French Golf Federation
- Sport: Golf
- Abbreviation: FFG
- Founded: 1912
- Affiliation: International Golf Federation
- Regional affiliation: European Golf Association
- Headquarters: Levallois-Perret
- President: Pascal Grizot

Official website
- www.ffgolf.org
- France

= French Golf Federation =

The French Golf Federation (French: Fédération française de golf, FFG) is the national governing body for golf in France.

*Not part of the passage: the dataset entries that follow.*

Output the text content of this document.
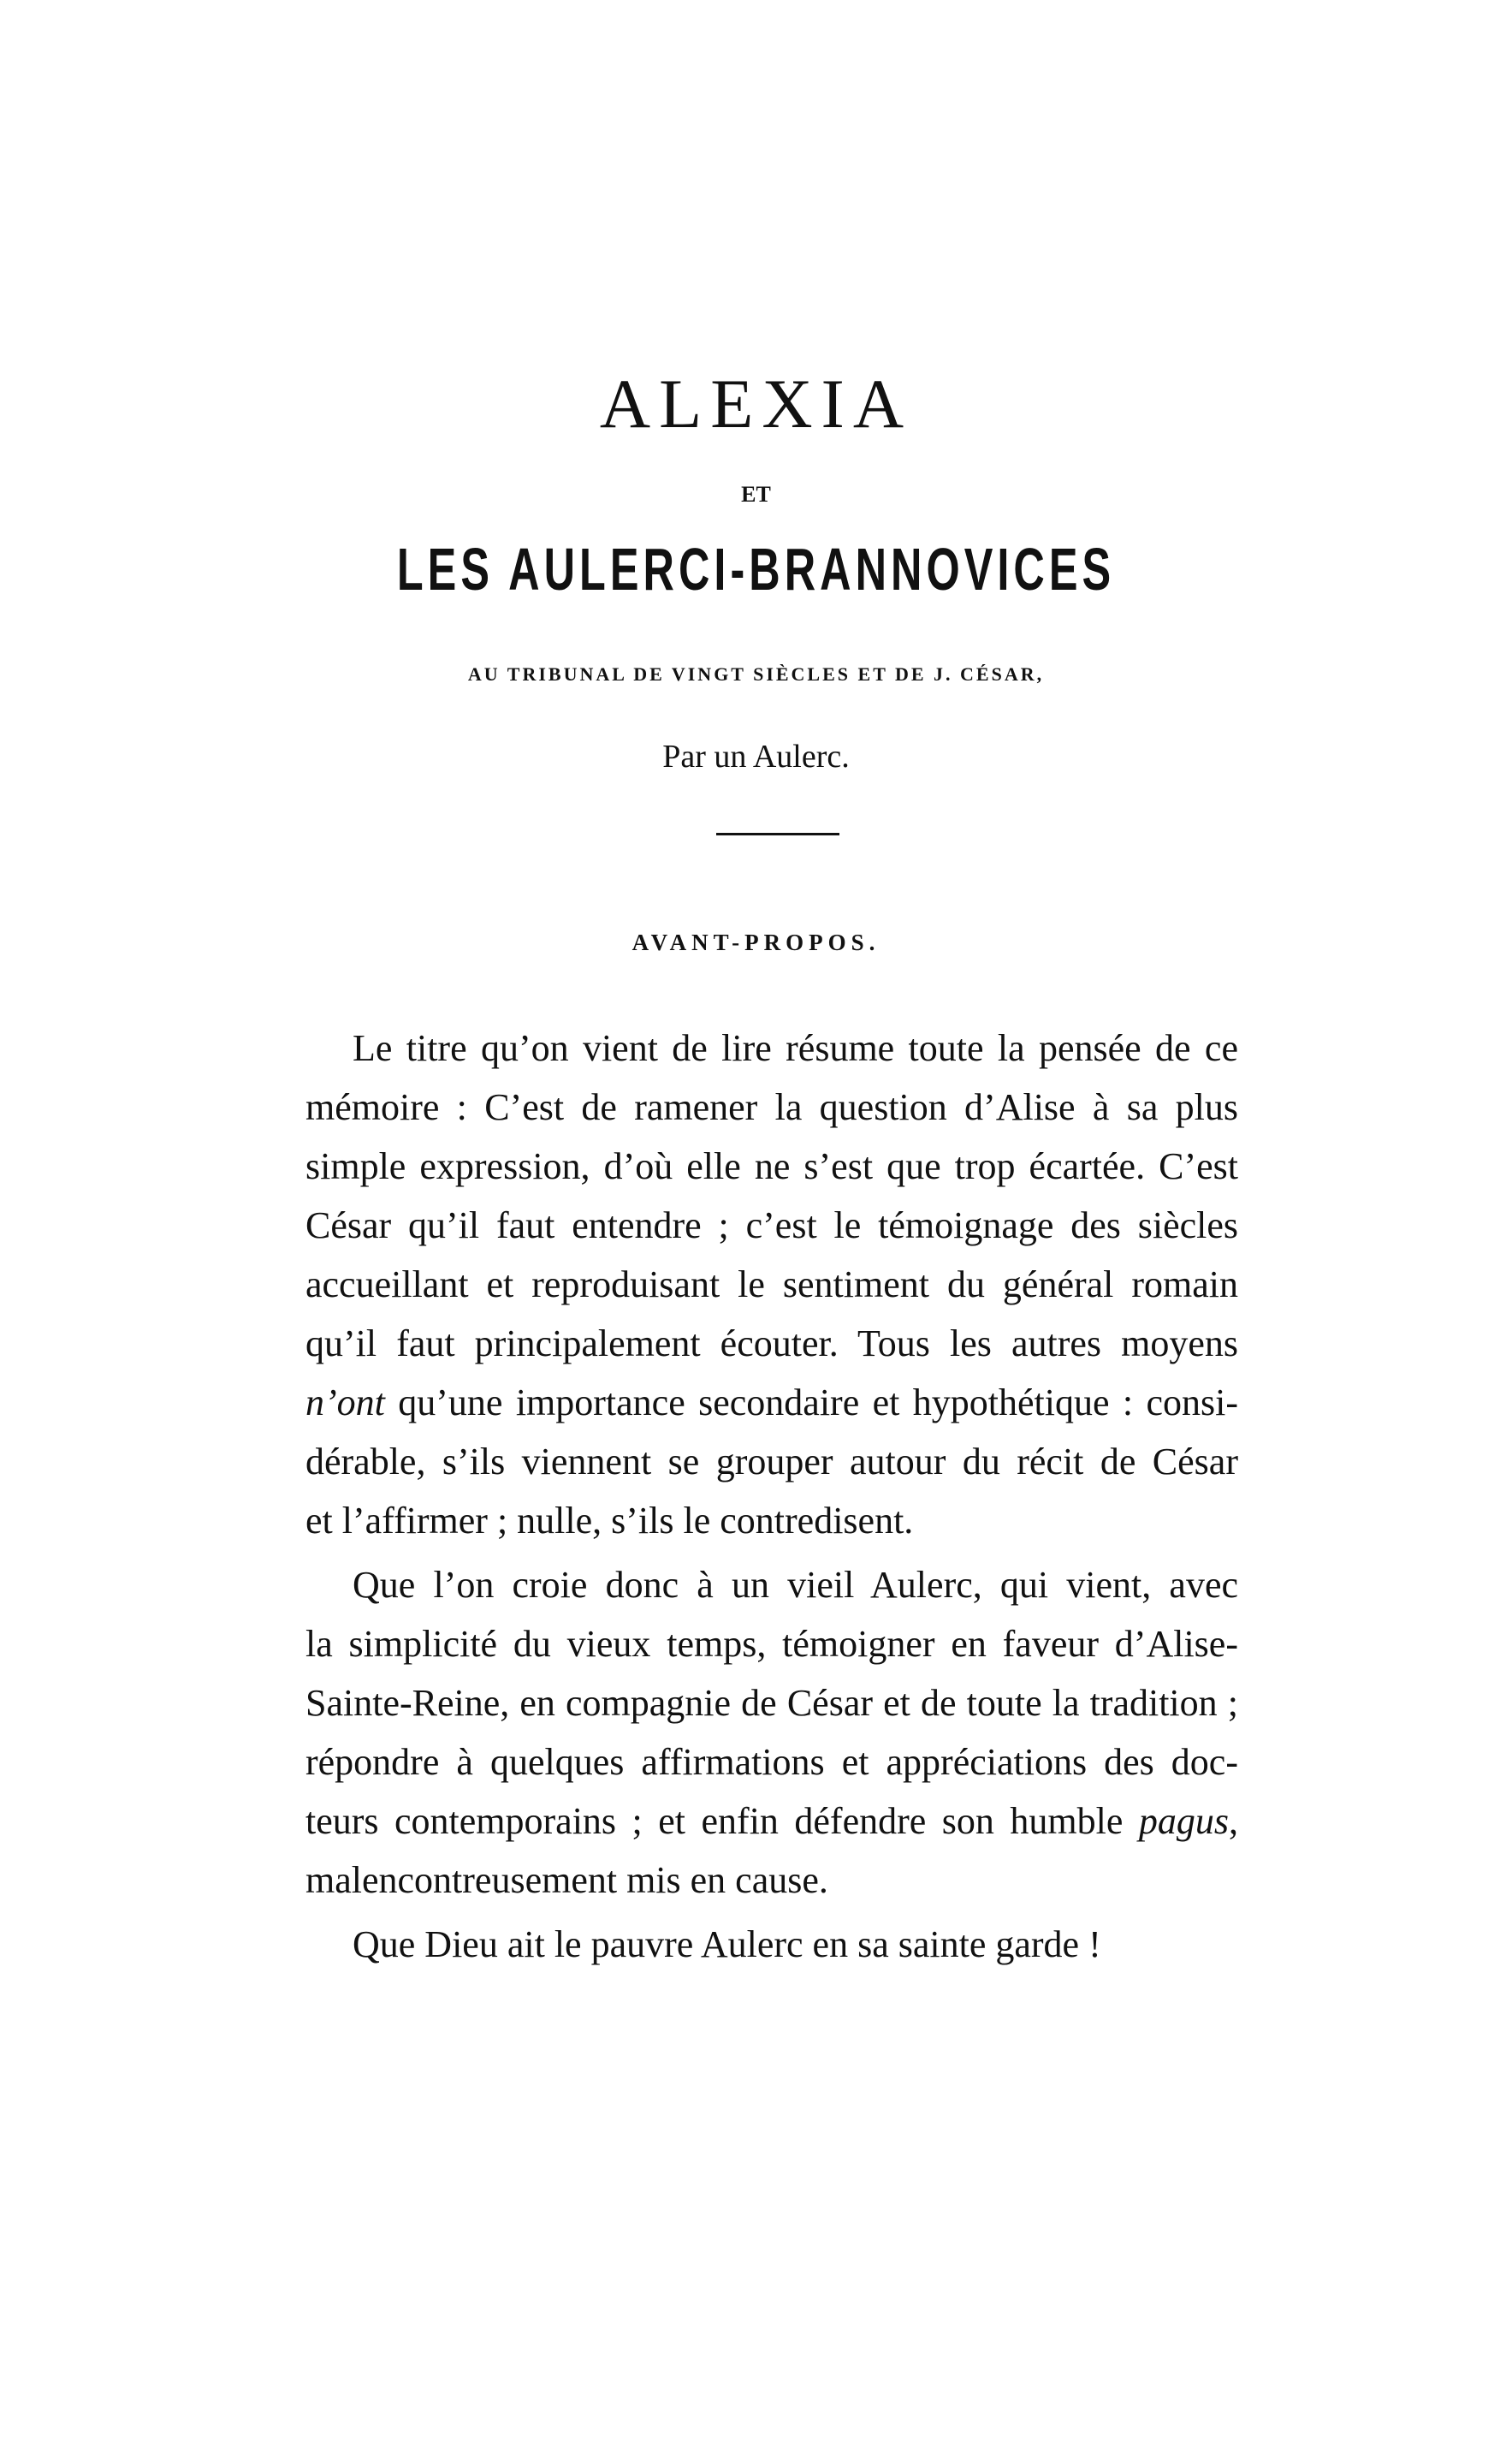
ALEXIA
ET
LES AULERCI-BRANNOVICES
AU TRIBUNAL DE VINGT SIÈCLES ET DE J. CÉSAR,
Par un Aulerc.
AVANT-PROPOS.
Le titre qu’on vient de lire résume toute la pensée de ce
mémoire : C’est de ramener la question d’Alise à sa plus
simple expression, d’où elle ne s’est que trop écartée. C’est
César qu’il faut entendre ; c’est le témoignage des siècles
accueillant et reproduisant le sentiment du général romain
qu’il faut principalement écouter. Tous les autres moyens
n’ont qu’une importance secondaire et hypothétique : consi-
dérable, s’ils viennent se grouper autour du récit de César
et l’affirmer ; nulle, s’ils le contredisent.
Que l’on croie donc à un vieil Aulerc, qui vient, avec
la simplicité du vieux temps, témoigner en faveur d’Alise-
Sainte-Reine, en compagnie de César et de toute la tradition ;
répondre à quelques affirmations et appréciations des doc-
teurs contemporains ; et enfin défendre son humble pagus,
malencontreusement mis en cause.
Que Dieu ait le pauvre Aulerc en sa sainte garde !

The current president is Pascal Grizot, who was elected on December 5, 2020, succeeding Jean-Lou Charon, who had been elected in 2013. In December 2024, Grizot was re-elected as president of the French Golf Federation.

== History ==
The French Golf Federation was founded on January 13, 1933, from the Union des golfs de France (UGF), which was initially established on November 24, 1912.

In 1950, the federation listed 44 golf courses, a number that had nearly doubled by 1960. The 1980s marked a significant milestone with the computerization of license management and the creation of smaller structures. In 1980, La Poste issued a commemorative stamp to celebrate the federation, highlighting its national importance.

In the 2000s, the federation focused on expanding access to golf. This included the introduction of programs like "Tous au golf" (Everyone to Golf), a free introductory initiative, and the creation of the first urban compact golf course in Saint-Ouen-l’Aumône in 2000. In 2011, France was designated as the host country for the 2018 Ryder Cup, a major event held at Le Golf National.

In 2022, France hosted the World Amateur Team Championships at Le Golf National and Saint-Nom-la-Bretèche. In 2024, Le Golf National was the Olympic venue for the golf events of the Paris Games.